Rethinking Magic and Kinship From the Trobriands

Bronislaw Malinowski's path-breaking research in the Trobriand Islands shaped much of modern anthropology's disciplinary paradigm. Yet many conundrums remain. For example, Malinowski asserted that baloma spirits of the dead were responsible for procreation but had limited influence on their living descendants in magic and other matters, claims largely unchallenged by subsequent field investigators, until now. Based on extended fieldwork at Omarakana village – home of the Tabalu "Paramount Chief" – Mark S. Mosko argues instead that these and virtually all contexts of indigenous sociality are conceived as sacrificial reciprocities between the mirror worlds that baloma and humans inhabit.

Informed by a synthesis of Strathern's model of "dividual personhood" and Levy-Bruhl's theory of "participation", Mosko upends a century of discussion and debate extending from Malinowski to anthropology's other leading thinkers.

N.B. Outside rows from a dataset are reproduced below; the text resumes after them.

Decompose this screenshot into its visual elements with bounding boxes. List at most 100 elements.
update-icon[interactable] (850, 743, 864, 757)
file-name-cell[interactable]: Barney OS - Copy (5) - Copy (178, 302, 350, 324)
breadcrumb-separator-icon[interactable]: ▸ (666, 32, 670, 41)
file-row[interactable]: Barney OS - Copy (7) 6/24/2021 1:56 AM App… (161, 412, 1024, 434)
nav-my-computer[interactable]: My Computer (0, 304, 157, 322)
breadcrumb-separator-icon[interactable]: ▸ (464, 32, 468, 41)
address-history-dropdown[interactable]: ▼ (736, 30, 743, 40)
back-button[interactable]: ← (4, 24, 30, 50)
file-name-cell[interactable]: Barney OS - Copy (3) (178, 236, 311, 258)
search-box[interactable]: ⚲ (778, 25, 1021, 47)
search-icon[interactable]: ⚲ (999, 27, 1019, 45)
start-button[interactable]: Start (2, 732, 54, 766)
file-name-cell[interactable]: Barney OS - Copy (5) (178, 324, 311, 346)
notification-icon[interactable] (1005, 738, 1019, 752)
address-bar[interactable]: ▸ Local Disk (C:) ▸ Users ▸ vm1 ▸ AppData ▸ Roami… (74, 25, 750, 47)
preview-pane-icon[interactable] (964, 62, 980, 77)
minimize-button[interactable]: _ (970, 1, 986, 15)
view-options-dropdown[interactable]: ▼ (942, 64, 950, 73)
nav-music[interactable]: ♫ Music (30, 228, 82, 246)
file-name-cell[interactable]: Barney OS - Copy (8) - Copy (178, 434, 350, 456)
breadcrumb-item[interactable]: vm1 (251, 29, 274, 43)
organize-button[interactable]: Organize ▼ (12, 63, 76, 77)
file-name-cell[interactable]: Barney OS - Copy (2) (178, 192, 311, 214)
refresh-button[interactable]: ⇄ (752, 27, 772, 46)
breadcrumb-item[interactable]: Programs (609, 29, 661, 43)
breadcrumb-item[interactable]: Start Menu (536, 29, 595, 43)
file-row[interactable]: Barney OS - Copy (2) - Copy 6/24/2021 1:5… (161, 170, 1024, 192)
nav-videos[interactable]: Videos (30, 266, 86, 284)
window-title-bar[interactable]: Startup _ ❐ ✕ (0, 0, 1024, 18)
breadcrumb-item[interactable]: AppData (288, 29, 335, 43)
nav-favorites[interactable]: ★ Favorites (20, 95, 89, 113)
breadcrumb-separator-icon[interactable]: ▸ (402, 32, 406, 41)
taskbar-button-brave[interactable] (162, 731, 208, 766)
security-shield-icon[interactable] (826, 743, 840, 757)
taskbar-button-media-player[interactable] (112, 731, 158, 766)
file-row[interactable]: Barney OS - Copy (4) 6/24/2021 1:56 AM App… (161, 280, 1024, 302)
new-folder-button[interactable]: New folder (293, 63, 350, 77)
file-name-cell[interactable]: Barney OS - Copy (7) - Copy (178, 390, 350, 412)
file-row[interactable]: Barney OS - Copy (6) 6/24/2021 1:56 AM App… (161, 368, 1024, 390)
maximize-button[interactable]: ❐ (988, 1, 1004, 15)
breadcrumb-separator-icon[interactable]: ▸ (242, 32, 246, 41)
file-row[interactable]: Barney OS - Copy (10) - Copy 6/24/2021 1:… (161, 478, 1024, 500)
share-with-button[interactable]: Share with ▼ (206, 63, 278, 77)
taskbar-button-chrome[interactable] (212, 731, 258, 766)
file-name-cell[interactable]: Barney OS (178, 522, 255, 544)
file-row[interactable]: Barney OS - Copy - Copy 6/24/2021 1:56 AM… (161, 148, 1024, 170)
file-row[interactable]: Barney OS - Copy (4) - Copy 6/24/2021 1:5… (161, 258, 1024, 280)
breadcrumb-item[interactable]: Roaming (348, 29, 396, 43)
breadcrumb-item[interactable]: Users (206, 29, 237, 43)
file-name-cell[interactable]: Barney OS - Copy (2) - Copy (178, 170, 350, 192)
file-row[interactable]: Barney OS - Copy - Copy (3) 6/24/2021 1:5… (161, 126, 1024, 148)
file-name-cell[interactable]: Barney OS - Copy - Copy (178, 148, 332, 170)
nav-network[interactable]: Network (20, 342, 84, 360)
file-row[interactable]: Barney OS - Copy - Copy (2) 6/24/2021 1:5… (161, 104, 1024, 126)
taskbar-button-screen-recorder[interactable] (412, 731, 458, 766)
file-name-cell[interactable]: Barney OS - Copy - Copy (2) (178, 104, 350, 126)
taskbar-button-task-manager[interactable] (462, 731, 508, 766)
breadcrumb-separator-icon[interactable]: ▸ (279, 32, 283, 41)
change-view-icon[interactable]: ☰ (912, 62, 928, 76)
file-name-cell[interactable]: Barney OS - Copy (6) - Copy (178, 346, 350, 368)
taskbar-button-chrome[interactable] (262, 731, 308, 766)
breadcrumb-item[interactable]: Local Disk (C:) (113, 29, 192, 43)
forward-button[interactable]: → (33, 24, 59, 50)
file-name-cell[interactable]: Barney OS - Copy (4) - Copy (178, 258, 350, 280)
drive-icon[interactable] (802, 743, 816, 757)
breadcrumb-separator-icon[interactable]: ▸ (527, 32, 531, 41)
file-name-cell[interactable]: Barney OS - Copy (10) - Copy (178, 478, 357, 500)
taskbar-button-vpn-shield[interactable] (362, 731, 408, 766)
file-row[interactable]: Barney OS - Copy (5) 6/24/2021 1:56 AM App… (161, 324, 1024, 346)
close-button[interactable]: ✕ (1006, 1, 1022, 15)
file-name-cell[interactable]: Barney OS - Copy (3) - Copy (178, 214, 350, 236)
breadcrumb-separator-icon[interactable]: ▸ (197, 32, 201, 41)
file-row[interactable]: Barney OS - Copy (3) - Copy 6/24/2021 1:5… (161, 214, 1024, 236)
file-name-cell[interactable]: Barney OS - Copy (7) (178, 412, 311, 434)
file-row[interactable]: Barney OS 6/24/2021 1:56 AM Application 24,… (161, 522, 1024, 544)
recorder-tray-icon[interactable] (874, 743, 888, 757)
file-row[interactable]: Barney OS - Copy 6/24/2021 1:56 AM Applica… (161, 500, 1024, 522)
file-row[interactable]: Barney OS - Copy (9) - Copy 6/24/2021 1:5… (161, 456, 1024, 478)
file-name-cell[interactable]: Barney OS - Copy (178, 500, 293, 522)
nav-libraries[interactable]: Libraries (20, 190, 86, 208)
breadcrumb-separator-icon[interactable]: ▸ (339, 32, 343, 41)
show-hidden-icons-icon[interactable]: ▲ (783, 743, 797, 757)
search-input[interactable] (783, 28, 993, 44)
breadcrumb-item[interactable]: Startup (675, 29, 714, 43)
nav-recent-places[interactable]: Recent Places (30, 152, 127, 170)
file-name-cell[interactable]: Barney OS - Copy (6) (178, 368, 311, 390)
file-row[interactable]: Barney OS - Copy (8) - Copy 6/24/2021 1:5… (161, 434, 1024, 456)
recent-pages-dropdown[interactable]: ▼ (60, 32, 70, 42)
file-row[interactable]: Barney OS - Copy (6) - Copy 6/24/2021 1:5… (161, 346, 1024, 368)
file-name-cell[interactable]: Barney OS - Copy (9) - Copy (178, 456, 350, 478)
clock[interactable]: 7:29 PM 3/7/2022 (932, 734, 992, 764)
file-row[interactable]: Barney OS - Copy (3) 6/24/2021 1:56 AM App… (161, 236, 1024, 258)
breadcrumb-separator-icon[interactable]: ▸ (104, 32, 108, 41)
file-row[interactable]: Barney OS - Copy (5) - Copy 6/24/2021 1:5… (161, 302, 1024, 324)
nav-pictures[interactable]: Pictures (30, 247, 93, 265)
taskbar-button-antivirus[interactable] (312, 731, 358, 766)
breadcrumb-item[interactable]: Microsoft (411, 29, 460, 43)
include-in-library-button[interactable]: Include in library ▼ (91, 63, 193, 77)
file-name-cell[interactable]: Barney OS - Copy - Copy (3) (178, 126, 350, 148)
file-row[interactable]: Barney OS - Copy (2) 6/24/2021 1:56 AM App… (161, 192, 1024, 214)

His account of the intimate interdependencies of humans and spirits in the cosmic generation and coordination of "life" (momova) and "death" (kaliga) strikes at the nexus of anthropology's received wisdom, and "Ways of Baloma" will inevitably lead practitioners and students to reflect anew on the discipline's multifold theories of personhood, ritual agency, and sociality.

About the Author

Mark S. Mosko is professor emeritus in the Department of Anthropology in the School of Culture, History, and Language at the College of Asia and the Pacific at the Australian National University.